Predicting Protein-Binding Nucleotides with Consideration of a Binding Partner of RNA (#216)
Background
In recent years several computational methods have been developed to predict RNA-binding sites in protein. Most of these methods do not consider interacting partners of a protein, so they predict the same RNA-binding sites for a given protein sequence even if the protein binds to different RNAs. In contrast to the problem of predicting RNA-binding sites in protein, the problem of predicting protein-binding sites in RNA has received much less attention.
Results
In this study we identified effective features of RNA and protein molecules and developed a support vector machine (SVM) model to predict protein-binding nucleotides from RNA and protein sequence data. The model that used both protein and RNA sequence data achieved an accuracy of 86.3% and Matthews correlation coefficient (MCC) of 0.69 in a 10-fold cross validation; it achieved an accuracy of 79.2% and MCC of 0.48 in independent testing. For comparative purpose, we built another SVM model that uses RNA sequence alone.
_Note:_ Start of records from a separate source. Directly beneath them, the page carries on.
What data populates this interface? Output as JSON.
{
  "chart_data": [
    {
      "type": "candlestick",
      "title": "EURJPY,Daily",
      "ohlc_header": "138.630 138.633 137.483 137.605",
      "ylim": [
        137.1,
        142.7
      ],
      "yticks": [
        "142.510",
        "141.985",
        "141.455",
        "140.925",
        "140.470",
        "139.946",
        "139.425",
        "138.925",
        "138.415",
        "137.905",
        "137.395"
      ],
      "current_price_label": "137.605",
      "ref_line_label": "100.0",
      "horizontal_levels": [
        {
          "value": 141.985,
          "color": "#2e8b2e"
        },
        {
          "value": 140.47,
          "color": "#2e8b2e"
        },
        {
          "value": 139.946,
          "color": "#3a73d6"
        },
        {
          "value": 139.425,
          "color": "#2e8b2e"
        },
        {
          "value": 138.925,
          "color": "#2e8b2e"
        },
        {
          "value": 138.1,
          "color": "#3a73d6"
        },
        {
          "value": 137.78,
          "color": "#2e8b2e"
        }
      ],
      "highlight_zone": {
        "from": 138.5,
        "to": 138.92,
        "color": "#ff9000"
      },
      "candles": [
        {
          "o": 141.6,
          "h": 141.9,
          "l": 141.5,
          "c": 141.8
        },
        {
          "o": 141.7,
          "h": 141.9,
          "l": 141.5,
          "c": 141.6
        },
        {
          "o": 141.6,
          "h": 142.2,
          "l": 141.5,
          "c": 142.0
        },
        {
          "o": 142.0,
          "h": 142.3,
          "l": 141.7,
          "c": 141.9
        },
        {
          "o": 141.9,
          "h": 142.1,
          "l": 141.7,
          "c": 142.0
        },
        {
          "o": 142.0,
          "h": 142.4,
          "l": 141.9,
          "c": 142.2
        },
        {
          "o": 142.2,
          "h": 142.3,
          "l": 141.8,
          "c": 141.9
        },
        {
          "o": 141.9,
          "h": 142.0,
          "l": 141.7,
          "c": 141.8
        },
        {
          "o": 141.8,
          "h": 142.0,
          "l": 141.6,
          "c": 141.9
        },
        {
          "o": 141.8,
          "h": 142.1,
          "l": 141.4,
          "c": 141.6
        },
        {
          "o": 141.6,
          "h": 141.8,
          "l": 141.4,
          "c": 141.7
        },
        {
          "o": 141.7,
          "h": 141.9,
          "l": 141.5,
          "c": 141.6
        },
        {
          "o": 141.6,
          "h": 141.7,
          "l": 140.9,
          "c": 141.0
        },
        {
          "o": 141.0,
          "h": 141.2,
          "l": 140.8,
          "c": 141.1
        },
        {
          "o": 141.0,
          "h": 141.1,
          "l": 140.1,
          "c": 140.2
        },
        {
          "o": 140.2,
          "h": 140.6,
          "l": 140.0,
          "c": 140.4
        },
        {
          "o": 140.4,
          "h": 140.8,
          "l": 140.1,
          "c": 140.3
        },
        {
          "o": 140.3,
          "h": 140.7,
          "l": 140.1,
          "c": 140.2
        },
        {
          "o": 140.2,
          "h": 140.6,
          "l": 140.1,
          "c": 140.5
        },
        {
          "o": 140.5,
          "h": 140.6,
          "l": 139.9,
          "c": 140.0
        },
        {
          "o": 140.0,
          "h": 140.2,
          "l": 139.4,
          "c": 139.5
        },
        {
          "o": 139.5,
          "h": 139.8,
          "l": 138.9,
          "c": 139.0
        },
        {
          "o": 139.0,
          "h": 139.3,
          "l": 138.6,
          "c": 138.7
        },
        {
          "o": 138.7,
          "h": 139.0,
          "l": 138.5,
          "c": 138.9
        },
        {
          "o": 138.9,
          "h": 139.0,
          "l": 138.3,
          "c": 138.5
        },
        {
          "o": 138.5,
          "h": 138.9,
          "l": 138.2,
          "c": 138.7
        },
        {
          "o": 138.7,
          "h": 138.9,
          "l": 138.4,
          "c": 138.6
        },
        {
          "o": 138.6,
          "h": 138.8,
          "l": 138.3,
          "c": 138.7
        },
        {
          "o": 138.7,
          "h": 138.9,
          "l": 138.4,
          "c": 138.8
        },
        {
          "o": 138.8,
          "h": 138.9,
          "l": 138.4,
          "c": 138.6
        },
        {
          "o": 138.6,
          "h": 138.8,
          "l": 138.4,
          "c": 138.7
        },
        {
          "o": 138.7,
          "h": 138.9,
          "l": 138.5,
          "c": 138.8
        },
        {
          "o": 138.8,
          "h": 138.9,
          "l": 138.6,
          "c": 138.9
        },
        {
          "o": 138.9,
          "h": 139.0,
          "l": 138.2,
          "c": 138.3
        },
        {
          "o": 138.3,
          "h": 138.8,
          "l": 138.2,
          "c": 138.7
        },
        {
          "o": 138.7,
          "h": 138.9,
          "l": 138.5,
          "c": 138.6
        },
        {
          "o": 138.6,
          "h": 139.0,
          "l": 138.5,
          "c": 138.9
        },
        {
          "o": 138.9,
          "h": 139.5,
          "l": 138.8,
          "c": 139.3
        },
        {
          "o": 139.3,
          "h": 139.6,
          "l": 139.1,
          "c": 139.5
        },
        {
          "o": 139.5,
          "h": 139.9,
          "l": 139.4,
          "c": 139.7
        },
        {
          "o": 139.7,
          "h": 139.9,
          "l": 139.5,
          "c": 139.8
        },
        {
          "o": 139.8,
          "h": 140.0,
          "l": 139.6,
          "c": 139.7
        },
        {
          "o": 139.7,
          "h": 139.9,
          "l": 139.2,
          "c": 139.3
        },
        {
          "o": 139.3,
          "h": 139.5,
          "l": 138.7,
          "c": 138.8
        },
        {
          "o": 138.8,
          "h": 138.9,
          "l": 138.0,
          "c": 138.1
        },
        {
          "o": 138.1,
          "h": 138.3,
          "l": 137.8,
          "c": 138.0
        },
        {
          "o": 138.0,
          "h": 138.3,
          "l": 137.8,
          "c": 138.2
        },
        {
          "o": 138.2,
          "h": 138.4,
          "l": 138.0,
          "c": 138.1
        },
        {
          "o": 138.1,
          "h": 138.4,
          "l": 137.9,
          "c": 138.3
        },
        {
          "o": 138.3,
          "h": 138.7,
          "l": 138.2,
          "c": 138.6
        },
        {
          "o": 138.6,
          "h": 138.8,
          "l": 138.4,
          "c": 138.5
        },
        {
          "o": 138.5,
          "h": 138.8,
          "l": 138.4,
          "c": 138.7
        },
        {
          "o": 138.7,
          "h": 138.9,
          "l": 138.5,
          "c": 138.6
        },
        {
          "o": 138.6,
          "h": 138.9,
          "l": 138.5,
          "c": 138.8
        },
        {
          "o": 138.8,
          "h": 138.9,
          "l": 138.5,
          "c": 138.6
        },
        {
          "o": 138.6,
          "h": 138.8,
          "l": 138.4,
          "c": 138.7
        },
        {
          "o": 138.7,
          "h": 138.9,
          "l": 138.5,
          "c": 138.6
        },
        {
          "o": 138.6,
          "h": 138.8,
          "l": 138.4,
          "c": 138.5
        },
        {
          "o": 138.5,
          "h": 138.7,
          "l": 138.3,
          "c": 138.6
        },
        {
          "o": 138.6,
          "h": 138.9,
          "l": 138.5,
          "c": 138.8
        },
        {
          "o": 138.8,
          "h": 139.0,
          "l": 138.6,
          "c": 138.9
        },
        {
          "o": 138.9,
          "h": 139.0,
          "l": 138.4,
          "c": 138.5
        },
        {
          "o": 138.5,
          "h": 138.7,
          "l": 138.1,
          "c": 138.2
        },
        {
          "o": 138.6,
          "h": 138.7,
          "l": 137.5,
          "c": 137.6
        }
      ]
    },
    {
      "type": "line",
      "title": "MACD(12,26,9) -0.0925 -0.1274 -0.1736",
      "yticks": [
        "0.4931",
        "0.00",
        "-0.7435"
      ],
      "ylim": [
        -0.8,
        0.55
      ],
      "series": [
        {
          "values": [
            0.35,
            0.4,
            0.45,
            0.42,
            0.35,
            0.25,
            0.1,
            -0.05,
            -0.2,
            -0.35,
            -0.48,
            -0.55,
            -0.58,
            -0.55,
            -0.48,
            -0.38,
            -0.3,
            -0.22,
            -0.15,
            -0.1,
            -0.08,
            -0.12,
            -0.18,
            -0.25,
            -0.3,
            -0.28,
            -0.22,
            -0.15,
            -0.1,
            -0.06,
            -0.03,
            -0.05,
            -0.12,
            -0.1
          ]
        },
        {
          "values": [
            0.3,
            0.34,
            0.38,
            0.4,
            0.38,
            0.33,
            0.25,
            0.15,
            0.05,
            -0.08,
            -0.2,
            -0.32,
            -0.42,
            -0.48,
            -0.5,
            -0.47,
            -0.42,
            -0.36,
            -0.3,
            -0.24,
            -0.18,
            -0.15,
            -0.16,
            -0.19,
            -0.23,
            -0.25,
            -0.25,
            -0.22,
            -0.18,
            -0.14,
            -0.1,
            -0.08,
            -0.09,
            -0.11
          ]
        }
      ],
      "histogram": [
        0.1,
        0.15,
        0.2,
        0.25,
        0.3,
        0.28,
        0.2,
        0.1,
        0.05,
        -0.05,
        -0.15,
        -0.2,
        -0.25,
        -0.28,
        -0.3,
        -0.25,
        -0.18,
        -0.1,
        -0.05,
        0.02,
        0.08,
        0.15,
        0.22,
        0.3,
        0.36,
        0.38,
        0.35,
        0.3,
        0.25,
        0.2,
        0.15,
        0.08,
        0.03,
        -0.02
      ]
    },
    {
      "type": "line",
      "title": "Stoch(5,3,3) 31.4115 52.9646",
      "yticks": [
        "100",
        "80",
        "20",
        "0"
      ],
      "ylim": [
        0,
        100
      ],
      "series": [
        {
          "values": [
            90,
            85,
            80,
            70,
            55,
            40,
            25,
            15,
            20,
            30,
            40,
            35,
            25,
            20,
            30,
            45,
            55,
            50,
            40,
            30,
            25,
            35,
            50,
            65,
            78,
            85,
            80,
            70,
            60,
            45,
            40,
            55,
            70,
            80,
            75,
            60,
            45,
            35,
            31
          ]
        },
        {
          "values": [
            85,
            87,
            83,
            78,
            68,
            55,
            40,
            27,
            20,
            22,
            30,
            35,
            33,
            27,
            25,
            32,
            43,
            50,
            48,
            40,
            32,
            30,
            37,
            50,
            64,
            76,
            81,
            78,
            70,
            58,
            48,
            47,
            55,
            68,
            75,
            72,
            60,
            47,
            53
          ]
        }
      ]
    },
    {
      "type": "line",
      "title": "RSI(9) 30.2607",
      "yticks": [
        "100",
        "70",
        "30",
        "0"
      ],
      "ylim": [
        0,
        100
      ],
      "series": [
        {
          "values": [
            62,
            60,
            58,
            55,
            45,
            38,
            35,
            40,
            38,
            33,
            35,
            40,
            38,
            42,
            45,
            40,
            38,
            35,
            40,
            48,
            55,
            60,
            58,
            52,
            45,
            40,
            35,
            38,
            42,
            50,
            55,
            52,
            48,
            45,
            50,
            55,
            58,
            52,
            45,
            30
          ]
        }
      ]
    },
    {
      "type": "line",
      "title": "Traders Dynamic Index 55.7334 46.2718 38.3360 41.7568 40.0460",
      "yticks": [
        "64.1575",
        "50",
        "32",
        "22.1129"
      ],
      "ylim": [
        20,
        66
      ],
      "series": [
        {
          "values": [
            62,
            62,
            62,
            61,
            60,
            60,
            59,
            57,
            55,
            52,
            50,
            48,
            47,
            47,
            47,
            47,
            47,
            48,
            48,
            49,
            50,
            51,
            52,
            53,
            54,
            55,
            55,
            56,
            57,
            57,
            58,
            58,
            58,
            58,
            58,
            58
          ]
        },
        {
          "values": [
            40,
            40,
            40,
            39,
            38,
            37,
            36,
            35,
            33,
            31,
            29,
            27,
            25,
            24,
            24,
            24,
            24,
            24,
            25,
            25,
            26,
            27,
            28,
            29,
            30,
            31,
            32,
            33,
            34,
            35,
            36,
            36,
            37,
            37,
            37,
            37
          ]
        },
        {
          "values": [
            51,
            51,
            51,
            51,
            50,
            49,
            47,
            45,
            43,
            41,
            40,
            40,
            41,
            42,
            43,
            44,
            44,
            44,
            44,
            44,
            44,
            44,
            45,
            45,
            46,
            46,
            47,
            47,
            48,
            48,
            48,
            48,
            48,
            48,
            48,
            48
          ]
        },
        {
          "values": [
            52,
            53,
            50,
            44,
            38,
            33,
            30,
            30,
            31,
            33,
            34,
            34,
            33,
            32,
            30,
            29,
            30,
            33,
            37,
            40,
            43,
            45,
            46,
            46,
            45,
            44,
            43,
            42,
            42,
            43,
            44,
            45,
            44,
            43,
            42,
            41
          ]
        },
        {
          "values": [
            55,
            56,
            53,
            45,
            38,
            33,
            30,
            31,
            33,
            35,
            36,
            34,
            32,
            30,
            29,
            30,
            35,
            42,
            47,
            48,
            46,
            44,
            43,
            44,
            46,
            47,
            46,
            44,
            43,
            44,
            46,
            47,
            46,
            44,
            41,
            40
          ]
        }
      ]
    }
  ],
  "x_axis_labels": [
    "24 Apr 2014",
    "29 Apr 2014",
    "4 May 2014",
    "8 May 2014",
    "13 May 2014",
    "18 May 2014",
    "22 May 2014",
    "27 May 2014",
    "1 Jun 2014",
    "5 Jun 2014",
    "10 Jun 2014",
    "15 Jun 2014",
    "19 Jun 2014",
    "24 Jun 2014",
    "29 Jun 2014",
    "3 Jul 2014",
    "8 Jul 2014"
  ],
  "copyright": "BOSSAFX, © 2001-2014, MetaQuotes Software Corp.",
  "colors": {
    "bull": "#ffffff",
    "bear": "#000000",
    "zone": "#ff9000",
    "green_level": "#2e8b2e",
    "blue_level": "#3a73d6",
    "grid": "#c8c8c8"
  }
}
The model that used RNA sequence data alone achieved an accuracy of 82.2% and MCC of 0.63 in a 10 fold-cross validation; it achieved an accuracy of 75.5% and MCC of 0.45 in independent testing.
Conclusions
Both in cross-validations and independent testing, the model that used both RNA and protein sequences showed a better performance than the model that used RNA sequence data alone. Unlike previous computational approaches that predict the RNA- or DNA-binding residues in a protein sequence without considering the binding partners of the target protein, our prediction model predicts different binding sites for a given RNA sequence when its binding partner is changed. To the best of our knowledge, this is the first sequence-based prediction of protein-binding nucleotides, which considers the binding partner of RNA.